This week, Piers Morgan interviewed Munroe Bergdorf, the transgender model sacked for claiming that 'all white people are racist'. During a heated interview, in which Morgan repeatedly challenged Bergdorf on structural racism, he made the following claim:
The five most powerful people in this country, currently, are women. How does that sit with your patriarchy?
This is hardly the first time that Piers has brought this up. He tweeted it as his 'Fact of The Day' on February 28th, and raised it again in an interview with Stephen Hawking the following month. In fact, he seems hell-bent on using it to disprove gender inequality in this country.
So who are these women?
- The Queen
- Theresa May, Prime Minister of the United Kingdom
- Nicola Sturgeon, First Minister of Scotland
- Amber Rudd, Home Secretary
- Cressida Dick, Commissioner of the Metropolitan Police
If patriarchy is, as Bergdorf argued during her interview with Piers, "a structure that puts men at the top of power", isn't he right? After all, if our country is effectively run by women, how can there be gender inequality? Unfortunately, it isn't quite that literal. Trust me, I would be thrilled if gender inequality was a thing of the past, and I am thrilled that I live in a country where female leadership is valid and respected.

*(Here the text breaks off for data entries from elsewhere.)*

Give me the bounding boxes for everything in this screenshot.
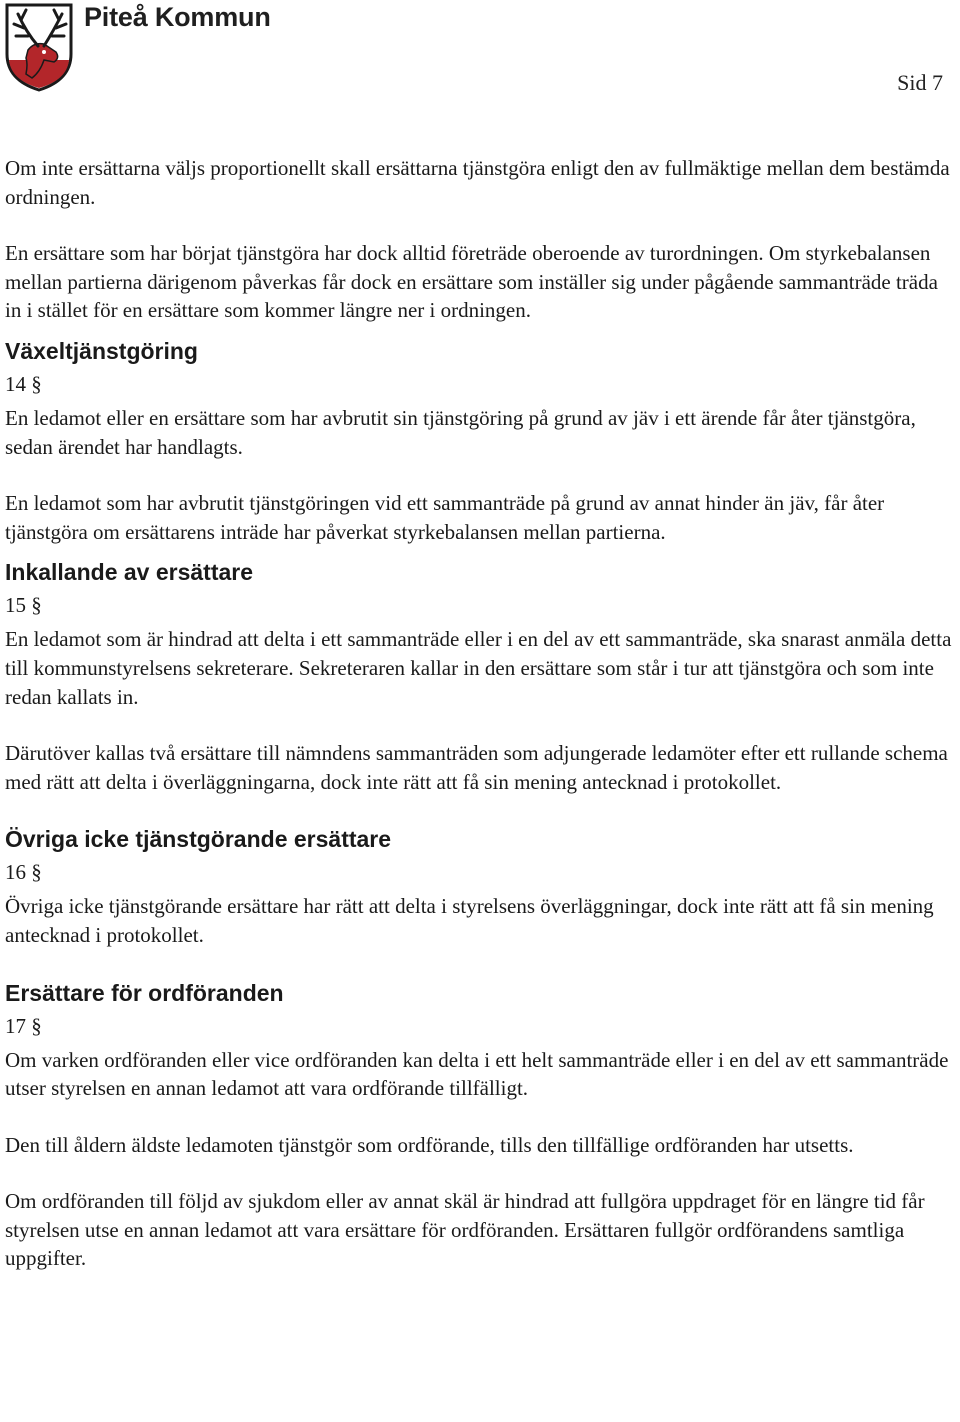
body-paragraph: Därutöver kallas två ersättare till nämndens sammanträden som adjungerade ledamöter efter ett rullande schema med rätt att delta i överläggningarna, dock inte rätt att få sin mening antecknad i protokollet. [5,741,948,794]
body-paragraph: Om ordföranden till följd av sjukdom eller av annat skäl är hindrad att fullgöra uppdraget för en längre tid får styrelsen utse en annan ledamot att vara ersättare för ordföranden. Ersättaren fullgör ordförandens samtliga uppgifter. [5,1189,925,1271]
body-paragraph: Övriga icke tjänstgörande ersättare har rätt att delta i styrelsens överläggningar, dock inte rätt att få sin mening antecknad i protokollet. [5,894,934,947]
section-number: 15 § [5,593,42,618]
body-paragraph: Om varken ordföranden eller vice ordföranden kan delta i ett helt sammanträde eller i en del av ett sammanträde utser styrelsen en annan ledamot att vara ordförande tillfälligt. [5,1047,949,1101]
document-body [5,154,957,1301]
section-heading: Ersättare för ordföranden [5,979,284,1006]
section-number: 16 § [5,860,42,885]
section-number: 14 § [5,371,42,396]
body-paragraph: En ledamot som är hindrad att delta i ett sammanträde eller i en del av ett sammanträde, ska snarast anmäla detta till kommunstyrelsens sekreterare. Sekreteraren kallar in den ersättare som står i tur att tjänstgöra och som inte redan kallats in. [5,627,952,709]
page-header [0,0,960,100]
section-heading: Inkallande av ersättare [5,559,254,586]
body-paragraph: En ersättare som har börjat tjänstgöra har dock alltid företräde oberoende av turordningen. Om styrkebalansen mellan partierna därigenom påverkas får dock en ersättare som inställer sig under pågående sammanträde träda in i stället för en ersättare som kommer längre ner i ordningen. [5,241,938,323]
body-paragraph: Den till åldern äldste ledamoten tjänstgör som ordförande, tills den tillfällige ordföranden har utsetts. [5,1132,854,1157]
body-paragraph: En ledamot eller en ersättare som har avbrutit sin tjänstgöring på grund av jäv i ett ärende får åter tjänstgöra, sedan ärendet har handlagts. [5,405,916,459]
section-heading: Övriga icke tjänstgörande ersättare [5,826,392,853]
section-heading: Växeltjänstgöring [5,337,198,364]
body-paragraph: Om inte ersättarna väljs proportionellt skall ersättarna tjänstgöra enligt den av fullmäktige mellan dem bestämda ordningen. [5,156,950,209]
section-number: 17 § [5,1013,42,1038]
page-number: Sid 7 [897,70,943,95]
reindeer-shield-icon [4,2,74,92]
org-name: Piteå Kommun [84,2,271,32]
body-paragraph: En ledamot som har avbrutit tjänstgöringen vid ett sammanträde på grund av annat hinder än jäv, får åter tjänstgöra om ersättarens inträde har påverkat styrkebalansen mellan partierna. [5,491,885,544]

However, there are more than a few holes in Piers Morgan's convenient argument. Not least that the Queen is at the top of the list. By his own logic of women being literally 'in power' signalling the end of patriarchy, said structure would've been dismantled as early as 1553, when Mary I took the throne as the first uncontested female monarch in this country. But alas, girls were still not allowed in schools and women were still banned from the professions. What he fails to recognise is that there is a difference between a few women holding positions of power, and an entire gender being economically, socially and politically empowered.
I understand that this is a far-fetched and fanciful argument on my behalf, but it only matches the absurdity of Piers'.
There is also a glaring similarity between all of these powerful women. Not to spell it out for you, but they're all white. Being white doesn't discredit their achievements, but can we all agree that gender inequality isn't just for white women. A report by the Equality and Human Rights Commission last August revealed that black graduates earn 23.1% less on average than white workers and only 8.8% of ethnic minorities worked as managers. Meanwhile, a report by the British Council found that women were being encouraged, or even expected, to enter the workplace, but that this wasn't paralleled by equal support in managing or sharing their traditional roles in childcare and domestic duties. BME women face more layers of discrimination than anyone else when striving for opportunity. This is reflected in Parliament, where only 3.8% of MPs are non-white women. How does that sit with your patriarchy, Piers?
It's taken me a while to get to the most important issue with Piers' ongoing use of this argument: Representation alone does not signal the end of patriarchy. To claim so is to oversimplify sexism to an extent that it is no longer recognisable. As long as there are women suffering at the hands of gender inequality, patriarchy is still a thing. Particularly if the few women in positions of power aren't actively combating it. Theresa May famously refused to directly challenge President Donald Trump's misogyny, telling Andrew Marr in January:
The biggest statement that will be made about the role of women is the fact that I will be there as a female prime minister, Prime Minister of the United Kingdom, talking to him, directly talking to him, about the interests that we share.
This is, in actual fact, a major issue that needs addressing in both conservative feminism and feminism as a whole: the idea that a woman merely existing in a position of power is enough. Barack Obama served two full terms as President of the United States, and Congress is currently 19% non-white. Has racism ended in the United States? Given the recent spike in white nationalist hate crimes, I'll say no to this one.
In 1988, Benazir Bhutto was elected as Pakistan's first female Prime Minister. She also served two, albeit non-consecutive, terms. Yet Pakistani NGOs estimate that 21% of girls still marry before the age of 18 and that approximately 1,000 honour killings take place every year, in addition to other forms of legally-validated violence against women. It's almost as though merely being a powerful woman doesn't solve gender inequality.
In his interview with Bergdorf, a transgender woman of colour, Piers Morgan took it upon himself to declare that patriarchy and institutionalized racism were over, thereby, as she pointed out "denying [her] lived experience". Theresa May being Prime Minister doesn't, in and of itself, eliminate the patriarchy. Nor does the five most powerful positions in our country being held by women. The patriarchy is eliminated in this country when no woman suffers at the hands of gender inequality.
I'd like to end with the words of a woman who can express this far better than I can, the iconic writer and civil rights activist Audre Lorde:
I am not free while any woman is unfree, even when her shackles are very different from my own.